Cliona Lynch, senior analyst at Verdict, said: “A difficult Christmas showed that the investment in the ‘Big Price Drop’ was not reaping sufficient rewards. As the UK’s number one grocer, Tesco, with 28.3% share in 2011, has the most to lose to competitors.

“Verdict estimates Tesco’s space in the UK is to reach 37.7m sq ft in 2012, with coverage in every postcode in the UK. This strong coverage is not being supported by growing sales, with the result that sales densities have been falling since 2009, and we expect them to fall by a further 2.9% in 2012.”
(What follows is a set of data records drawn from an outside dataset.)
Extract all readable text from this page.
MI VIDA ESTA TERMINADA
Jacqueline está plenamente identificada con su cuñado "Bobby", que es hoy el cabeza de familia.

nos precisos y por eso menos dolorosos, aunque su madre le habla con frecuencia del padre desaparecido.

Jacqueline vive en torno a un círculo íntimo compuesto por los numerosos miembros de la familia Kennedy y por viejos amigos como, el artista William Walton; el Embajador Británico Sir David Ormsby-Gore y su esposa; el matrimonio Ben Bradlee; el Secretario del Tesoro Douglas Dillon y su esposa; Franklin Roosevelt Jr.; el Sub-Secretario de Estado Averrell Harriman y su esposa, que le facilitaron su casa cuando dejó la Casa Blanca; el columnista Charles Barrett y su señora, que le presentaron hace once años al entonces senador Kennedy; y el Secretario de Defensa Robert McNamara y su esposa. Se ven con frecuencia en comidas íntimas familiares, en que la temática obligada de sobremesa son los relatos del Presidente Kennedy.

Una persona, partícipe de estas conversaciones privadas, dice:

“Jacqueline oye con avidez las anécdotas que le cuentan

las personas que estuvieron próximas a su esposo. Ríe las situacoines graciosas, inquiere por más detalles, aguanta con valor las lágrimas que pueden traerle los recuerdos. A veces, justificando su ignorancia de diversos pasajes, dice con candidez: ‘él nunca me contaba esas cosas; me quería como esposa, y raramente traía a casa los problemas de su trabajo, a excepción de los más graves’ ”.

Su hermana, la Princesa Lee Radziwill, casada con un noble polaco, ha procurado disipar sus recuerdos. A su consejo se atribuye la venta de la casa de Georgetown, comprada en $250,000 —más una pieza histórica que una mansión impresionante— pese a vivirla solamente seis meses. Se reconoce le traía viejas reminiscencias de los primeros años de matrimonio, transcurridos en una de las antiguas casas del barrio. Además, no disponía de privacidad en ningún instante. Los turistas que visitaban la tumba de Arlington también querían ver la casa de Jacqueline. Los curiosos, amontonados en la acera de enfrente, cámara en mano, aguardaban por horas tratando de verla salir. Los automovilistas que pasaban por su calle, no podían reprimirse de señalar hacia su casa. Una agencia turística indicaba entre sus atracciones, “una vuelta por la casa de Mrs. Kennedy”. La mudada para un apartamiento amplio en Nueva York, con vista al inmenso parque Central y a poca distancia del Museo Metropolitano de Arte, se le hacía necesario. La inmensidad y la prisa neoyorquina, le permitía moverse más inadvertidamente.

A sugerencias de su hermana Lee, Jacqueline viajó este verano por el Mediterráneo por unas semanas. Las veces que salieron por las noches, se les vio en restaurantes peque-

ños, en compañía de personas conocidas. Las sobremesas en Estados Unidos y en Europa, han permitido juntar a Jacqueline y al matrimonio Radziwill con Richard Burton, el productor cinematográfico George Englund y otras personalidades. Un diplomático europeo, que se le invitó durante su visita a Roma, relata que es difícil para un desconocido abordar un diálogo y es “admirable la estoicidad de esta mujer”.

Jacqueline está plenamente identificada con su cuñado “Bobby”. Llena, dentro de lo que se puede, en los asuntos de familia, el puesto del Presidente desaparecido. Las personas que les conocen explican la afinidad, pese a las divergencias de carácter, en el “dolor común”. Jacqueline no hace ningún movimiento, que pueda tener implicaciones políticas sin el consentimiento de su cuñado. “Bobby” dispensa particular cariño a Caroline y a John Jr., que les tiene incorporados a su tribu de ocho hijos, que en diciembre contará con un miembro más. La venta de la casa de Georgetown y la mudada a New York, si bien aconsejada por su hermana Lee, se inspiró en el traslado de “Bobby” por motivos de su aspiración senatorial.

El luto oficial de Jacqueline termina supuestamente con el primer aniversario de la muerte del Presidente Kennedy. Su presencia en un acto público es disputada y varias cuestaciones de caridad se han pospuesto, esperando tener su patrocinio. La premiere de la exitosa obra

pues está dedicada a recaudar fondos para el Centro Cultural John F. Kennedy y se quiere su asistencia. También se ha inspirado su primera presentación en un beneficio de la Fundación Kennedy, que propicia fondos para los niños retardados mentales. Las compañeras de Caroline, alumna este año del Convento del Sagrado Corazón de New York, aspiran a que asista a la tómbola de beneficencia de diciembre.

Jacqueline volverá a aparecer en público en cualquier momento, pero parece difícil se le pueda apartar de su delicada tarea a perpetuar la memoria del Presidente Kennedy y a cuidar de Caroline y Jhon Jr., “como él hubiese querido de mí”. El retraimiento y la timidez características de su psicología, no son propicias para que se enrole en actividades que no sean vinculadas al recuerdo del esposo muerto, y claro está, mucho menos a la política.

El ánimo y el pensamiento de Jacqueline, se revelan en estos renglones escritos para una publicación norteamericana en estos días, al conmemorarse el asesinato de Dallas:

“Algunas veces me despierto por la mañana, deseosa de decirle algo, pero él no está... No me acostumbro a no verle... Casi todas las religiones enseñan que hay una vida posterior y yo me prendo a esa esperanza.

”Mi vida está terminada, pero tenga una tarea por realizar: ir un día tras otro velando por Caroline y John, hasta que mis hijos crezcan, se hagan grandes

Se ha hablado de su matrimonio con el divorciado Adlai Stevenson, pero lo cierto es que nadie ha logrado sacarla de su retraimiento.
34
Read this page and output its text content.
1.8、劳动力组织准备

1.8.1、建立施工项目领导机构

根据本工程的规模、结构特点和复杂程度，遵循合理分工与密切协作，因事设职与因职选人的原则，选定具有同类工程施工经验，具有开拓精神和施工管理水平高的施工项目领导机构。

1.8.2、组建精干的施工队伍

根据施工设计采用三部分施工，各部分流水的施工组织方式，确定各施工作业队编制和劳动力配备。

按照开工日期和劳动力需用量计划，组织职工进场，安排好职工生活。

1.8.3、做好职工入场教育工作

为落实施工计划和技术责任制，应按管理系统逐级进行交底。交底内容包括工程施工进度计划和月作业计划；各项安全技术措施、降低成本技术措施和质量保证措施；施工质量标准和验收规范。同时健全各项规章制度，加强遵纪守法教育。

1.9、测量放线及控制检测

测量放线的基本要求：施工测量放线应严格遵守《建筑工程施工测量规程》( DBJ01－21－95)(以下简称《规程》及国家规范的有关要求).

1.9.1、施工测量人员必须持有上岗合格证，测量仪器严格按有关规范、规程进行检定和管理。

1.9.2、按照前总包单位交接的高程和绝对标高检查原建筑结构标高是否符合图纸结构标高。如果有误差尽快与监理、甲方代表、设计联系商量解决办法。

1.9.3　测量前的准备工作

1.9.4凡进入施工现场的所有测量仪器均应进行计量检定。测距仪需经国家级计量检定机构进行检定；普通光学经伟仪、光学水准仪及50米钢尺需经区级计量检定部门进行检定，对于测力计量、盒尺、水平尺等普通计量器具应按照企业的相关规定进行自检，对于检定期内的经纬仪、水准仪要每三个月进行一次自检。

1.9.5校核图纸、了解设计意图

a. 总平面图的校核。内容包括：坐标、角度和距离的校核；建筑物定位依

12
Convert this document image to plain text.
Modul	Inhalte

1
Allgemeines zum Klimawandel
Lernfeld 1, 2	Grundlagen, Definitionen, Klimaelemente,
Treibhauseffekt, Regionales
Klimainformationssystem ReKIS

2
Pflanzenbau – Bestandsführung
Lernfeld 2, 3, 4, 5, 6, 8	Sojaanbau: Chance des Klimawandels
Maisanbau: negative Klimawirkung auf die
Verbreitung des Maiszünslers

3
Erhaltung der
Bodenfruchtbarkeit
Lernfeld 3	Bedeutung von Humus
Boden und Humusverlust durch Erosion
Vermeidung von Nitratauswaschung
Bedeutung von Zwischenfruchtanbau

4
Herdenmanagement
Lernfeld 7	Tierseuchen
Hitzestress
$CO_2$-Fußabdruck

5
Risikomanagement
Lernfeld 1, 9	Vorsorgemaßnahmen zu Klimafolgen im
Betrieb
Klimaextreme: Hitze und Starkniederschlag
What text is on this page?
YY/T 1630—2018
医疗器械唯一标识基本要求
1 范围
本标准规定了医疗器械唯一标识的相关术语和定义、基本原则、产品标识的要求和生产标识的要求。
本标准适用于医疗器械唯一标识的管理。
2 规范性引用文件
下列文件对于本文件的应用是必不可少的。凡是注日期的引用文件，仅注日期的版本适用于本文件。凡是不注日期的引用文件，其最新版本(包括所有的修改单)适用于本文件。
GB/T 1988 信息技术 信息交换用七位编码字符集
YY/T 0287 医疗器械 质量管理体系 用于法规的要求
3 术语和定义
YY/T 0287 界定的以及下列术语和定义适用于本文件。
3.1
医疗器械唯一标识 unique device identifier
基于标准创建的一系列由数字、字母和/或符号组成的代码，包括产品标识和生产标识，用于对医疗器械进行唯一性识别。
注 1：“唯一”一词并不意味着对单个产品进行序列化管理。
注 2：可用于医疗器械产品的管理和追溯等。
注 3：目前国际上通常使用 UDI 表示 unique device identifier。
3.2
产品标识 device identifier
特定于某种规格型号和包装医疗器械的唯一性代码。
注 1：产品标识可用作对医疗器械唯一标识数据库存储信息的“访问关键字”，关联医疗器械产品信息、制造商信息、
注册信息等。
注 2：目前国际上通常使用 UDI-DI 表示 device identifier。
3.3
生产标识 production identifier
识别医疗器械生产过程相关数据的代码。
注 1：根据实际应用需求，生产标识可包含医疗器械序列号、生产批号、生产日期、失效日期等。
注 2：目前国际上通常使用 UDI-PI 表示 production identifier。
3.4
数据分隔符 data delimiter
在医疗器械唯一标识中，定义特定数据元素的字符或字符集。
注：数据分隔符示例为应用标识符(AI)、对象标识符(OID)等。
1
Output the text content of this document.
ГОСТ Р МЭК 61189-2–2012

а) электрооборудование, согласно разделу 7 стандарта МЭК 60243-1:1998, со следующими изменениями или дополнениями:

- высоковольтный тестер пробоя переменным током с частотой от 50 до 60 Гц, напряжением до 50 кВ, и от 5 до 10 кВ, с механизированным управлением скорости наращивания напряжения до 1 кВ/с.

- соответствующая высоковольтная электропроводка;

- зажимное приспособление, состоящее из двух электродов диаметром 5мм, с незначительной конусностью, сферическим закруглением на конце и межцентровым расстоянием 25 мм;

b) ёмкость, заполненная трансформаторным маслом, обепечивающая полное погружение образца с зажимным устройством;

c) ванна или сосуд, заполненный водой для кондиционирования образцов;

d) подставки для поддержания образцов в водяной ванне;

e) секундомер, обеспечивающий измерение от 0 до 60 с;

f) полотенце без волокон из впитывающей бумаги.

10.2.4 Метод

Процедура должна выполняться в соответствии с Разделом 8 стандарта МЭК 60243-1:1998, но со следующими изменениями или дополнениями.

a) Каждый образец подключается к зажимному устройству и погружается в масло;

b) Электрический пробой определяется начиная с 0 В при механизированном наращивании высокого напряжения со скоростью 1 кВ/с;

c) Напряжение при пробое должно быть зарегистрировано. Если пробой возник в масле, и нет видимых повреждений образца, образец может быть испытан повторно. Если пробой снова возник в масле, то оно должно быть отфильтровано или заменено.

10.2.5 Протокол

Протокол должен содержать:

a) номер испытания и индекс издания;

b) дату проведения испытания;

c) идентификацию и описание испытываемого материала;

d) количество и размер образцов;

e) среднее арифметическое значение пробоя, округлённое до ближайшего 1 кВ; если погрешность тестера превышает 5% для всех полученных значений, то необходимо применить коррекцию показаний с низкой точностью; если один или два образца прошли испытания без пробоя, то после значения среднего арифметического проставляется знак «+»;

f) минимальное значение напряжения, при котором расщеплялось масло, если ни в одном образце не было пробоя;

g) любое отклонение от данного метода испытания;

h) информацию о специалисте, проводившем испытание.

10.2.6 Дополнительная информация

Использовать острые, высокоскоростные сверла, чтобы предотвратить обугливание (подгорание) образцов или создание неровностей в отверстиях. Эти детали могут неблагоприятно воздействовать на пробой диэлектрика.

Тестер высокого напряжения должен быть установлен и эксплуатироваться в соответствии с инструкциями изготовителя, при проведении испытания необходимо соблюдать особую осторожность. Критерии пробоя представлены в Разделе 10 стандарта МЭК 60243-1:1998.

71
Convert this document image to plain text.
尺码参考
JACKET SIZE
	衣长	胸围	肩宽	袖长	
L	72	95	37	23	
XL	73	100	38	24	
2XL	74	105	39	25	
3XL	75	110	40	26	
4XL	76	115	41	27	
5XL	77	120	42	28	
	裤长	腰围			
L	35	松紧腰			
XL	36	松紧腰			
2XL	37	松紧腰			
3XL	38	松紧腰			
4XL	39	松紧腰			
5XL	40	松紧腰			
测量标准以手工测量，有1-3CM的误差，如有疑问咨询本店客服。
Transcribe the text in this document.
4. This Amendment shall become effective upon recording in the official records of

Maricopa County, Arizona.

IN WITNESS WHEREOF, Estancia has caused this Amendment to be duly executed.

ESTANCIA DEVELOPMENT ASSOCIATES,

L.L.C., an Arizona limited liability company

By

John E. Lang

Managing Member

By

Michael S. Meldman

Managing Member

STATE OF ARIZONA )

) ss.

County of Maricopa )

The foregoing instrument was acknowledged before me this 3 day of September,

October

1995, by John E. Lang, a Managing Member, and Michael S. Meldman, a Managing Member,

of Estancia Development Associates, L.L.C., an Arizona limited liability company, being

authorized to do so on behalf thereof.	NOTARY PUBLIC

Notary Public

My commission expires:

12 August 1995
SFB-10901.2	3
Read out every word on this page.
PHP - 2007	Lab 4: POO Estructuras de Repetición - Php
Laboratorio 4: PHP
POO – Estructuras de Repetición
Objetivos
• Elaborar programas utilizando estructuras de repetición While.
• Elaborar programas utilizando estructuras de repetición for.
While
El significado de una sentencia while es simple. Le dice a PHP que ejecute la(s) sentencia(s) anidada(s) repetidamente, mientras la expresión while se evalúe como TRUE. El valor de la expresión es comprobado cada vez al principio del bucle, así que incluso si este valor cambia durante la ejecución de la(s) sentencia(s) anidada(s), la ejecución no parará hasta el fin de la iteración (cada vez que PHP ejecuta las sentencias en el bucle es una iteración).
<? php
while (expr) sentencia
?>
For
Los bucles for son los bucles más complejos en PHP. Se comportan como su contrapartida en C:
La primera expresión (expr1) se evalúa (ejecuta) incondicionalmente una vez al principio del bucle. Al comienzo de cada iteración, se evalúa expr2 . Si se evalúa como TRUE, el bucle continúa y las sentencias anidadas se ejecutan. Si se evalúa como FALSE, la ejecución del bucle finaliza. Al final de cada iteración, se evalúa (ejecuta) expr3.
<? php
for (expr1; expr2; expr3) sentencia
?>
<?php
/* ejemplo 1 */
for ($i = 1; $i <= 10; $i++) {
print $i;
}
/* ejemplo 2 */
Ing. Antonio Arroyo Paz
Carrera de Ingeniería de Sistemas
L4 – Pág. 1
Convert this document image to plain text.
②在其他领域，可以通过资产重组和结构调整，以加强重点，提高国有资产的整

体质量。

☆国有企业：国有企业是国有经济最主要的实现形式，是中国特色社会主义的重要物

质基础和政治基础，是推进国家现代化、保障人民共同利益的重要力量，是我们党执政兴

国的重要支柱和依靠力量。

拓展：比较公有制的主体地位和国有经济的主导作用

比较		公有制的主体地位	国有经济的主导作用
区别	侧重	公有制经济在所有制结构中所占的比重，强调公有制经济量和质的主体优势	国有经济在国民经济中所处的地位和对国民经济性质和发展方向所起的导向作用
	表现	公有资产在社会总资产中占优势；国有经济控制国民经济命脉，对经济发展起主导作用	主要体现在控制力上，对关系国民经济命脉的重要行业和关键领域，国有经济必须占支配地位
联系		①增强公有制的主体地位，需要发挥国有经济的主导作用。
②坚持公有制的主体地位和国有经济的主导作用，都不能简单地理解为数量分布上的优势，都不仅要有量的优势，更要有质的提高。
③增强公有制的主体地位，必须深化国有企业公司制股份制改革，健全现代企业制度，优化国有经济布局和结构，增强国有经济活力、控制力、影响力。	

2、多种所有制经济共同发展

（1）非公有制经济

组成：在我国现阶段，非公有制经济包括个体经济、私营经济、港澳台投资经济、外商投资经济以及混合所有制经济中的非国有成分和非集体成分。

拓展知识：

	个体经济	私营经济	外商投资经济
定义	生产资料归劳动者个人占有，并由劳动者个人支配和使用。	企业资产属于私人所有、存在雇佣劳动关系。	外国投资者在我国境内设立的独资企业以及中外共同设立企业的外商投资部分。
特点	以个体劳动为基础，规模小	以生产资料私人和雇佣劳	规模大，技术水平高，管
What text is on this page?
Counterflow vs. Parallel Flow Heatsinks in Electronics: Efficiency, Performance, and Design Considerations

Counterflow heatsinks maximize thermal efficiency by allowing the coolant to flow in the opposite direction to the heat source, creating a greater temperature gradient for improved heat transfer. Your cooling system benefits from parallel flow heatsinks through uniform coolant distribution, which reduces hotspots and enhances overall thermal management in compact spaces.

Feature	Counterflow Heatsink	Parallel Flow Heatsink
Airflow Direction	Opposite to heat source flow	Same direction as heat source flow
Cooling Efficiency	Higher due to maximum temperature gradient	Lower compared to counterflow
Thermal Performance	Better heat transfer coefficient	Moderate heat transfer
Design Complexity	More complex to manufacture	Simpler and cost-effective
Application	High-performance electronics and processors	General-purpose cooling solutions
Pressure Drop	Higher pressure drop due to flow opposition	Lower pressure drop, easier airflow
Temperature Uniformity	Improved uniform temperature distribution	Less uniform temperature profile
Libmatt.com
Tesco’s struggles were apparent when its share price fell by -1.28% at 8am last Thursday after the announcement, which at that time stood at 320.52p per share (9.30am) – a significant drop from its 420.05p high point over the past 52 weeks. The firm’s trading update for the six weeks to 7 January 2012, announced earlier this year, highlighted just a slight increase of 1.7% in UK total sales, including VAT and excluding petrol.

Clarke said: “I have decided to assume responsibility as the CEO of our UK business at this very important time. This greater focus will allow me to oversee the improvements that are so important for customers. Richard will leave behind a UK business which has very strong plans for improvement and, over the last two months, these plans are beginning to show progress, in line with our expectations.”